EŞEK KULAKLI MİDAS’IN ŞEHRİ
Sevgili dostlar, can gezikolikler hepinize kucak dolusu selamlar. Yazılarımızı Facebook, Twitter, Instagram ve Linkedin üzerinden DR. MURAT AK SEYAHAT YAZARI isimli sayfamıza beğeni yaparak takip edebilir, aynı isimli Facebook grubumuza katılabilirsiniz.
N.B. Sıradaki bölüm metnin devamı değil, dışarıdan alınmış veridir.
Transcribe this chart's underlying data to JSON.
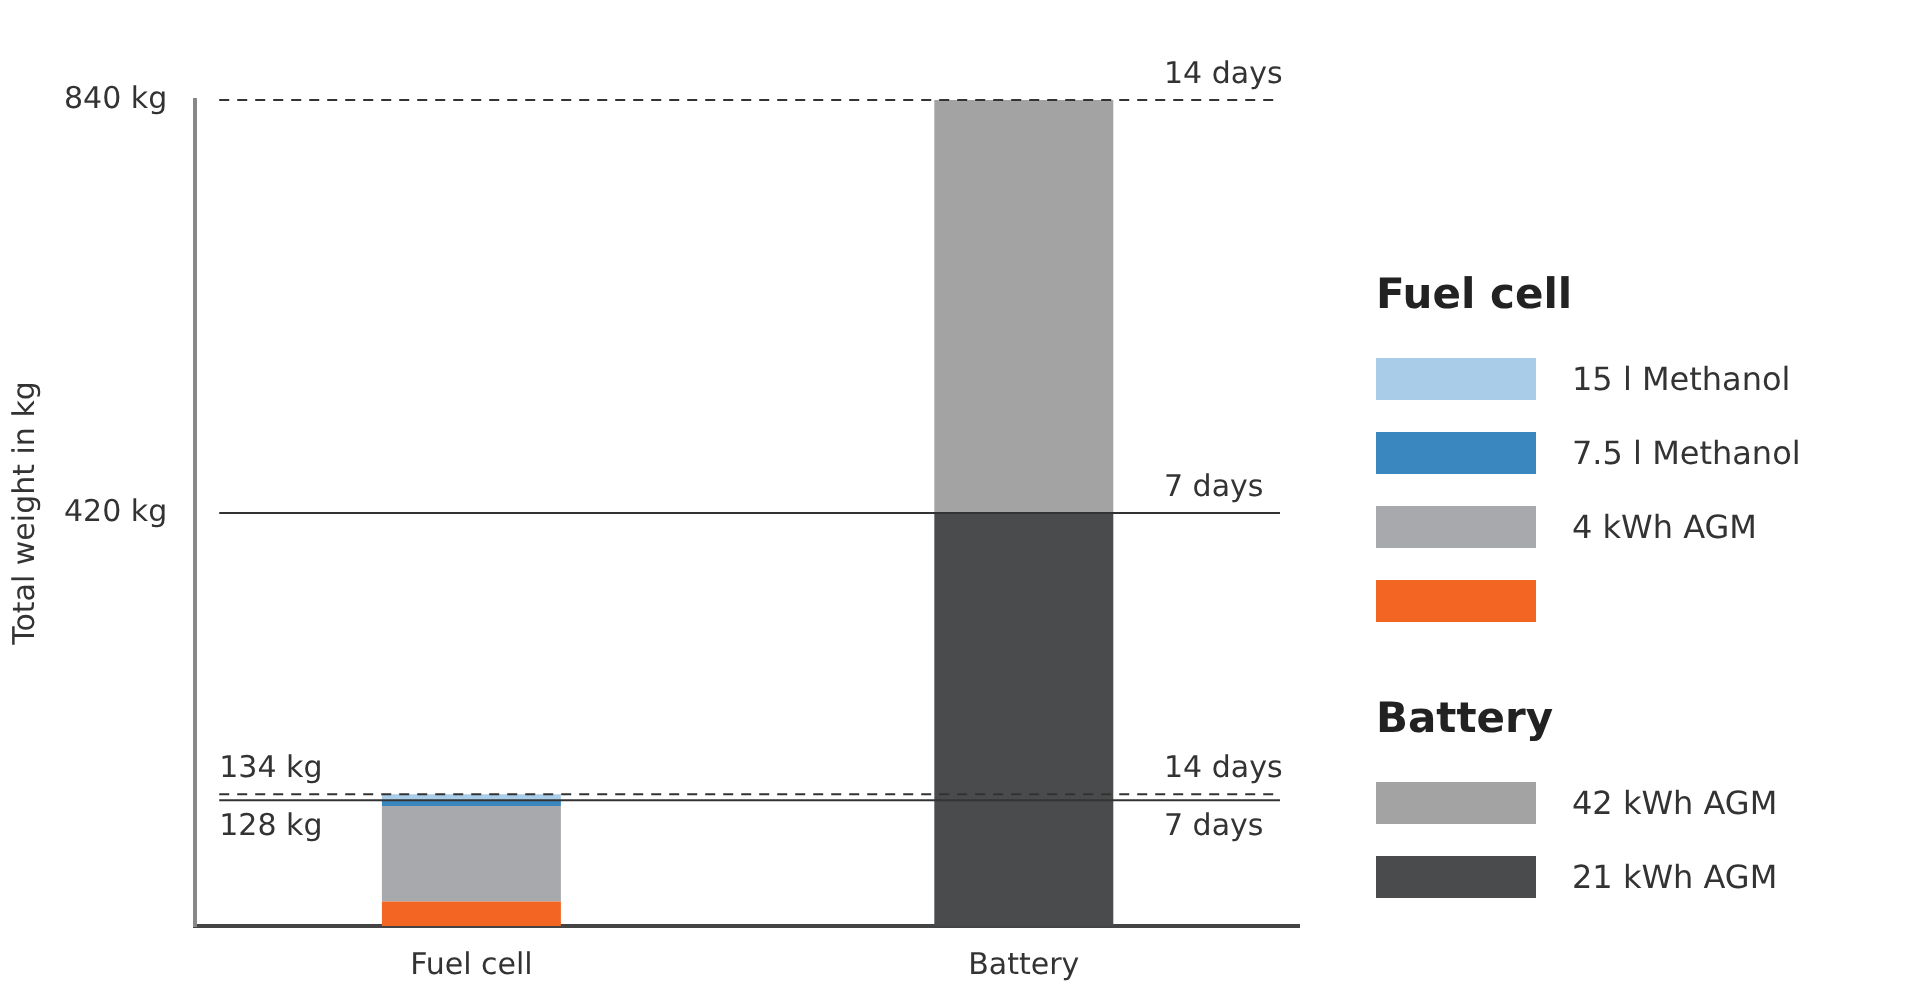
{
  "chart_data": {
    "type": "bar",
    "stacked": true,
    "categories": [
      "Fuel cell",
      "Battery"
    ],
    "ylabel": "Total weight in kg",
    "ylim": [
      0,
      840
    ],
    "yticks": [
      {
        "value": 420,
        "label": "420 kg"
      },
      {
        "value": 840,
        "label": "840 kg"
      }
    ],
    "grid": false,
    "legend": "right",
    "series": [
      {
        "color": "#f26522",
        "values": [
          25,
          null
        ]
      },
      {
        "name": "4 kWh AGM",
        "color": "#a7a9ac",
        "values": [
          97,
          null
        ]
      },
      {
        "name": "7.5 l Methanol",
        "color": "#3a87c0",
        "values": [
          6,
          null
        ]
      },
      {
        "name": "15 l Methanol",
        "color": "#a9cde8",
        "values": [
          6,
          null
        ]
      },
      {
        "name": "21 kWh AGM",
        "color": "#4a4b4d",
        "values": [
          null,
          420
        ]
      },
      {
        "name": "42 kWh AGM",
        "color": "#a3a3a3",
        "values": [
          null,
          420
        ]
      }
    ],
    "ref_lines": [
      {
        "axis": "y",
        "value": 840,
        "color": "#333333",
        "line_style": "dashed"
      },
      {
        "axis": "y",
        "value": 420,
        "color": "#333333",
        "line_style": "solid"
      },
      {
        "axis": "y",
        "value": 134,
        "label": "134 kg",
        "color": "#333333",
        "line_style": "dashed"
      },
      {
        "axis": "y",
        "value": 128,
        "label": "128 kg",
        "color": "#333333",
        "line_style": "solid"
      }
    ],
    "annotations": [
      {
        "text": "14 days",
        "y": 840
      },
      {
        "text": "7 days",
        "y": 420
      },
      {
        "text": "14 days",
        "y": 134
      },
      {
        "text": "7 days",
        "y": 128
      }
    ]
  }
}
Can gezikolikler, sevgili dostlar, bu yazımızda Orta Anadolu’nun parlayan yıldızı, bozkırın bağrında açan bir çiçeğe, buğday, soğan, ayçiçeği diyarı, Friglerin medarı iftiharı Polatlı’ya, Gordion’a gidiyoruz.
Gordion Müzesi
ANKARA’NIN MÜSTAKİL EN BÜYÜK İLÇESİ
Polatlı, başkent Ankara’nın en büyük müstakil ilçelerinden biri. Polatlı’nın isim kökeninin bol atlı’dan geldiği rivayet ediliyor. Rivayetlere göre bozkır ve dümdüz ovayla kaplı olan Polatlı’da tarihin akışı içerisinde oldukça çok miktarda at varmış. Bundan dolayı şehre Bol atlı ismi verilmiş. Zamanla şehrin isminin söylenişi Bolatlı halini almış. Bol atların şehri Polatlı deyince gezilmesi görülmesi gereken yerlerin en başında Gordion akla gelmektedir. Gordion’un aynı zamanda Polatlı’nın antik çağda Frig döneminde kullanılan isimlerinden biri olduğu düşünülüyor. Gordion müzesi ve antik kenti, Ankara’ya 94 km uzaklıkta, Eskişehir yönünde, Sakarya ve Porsuk ırmaklarının birleşme noktası olan Polatlı ilçemizin 29 km kuzeybatısında yer almaktadır.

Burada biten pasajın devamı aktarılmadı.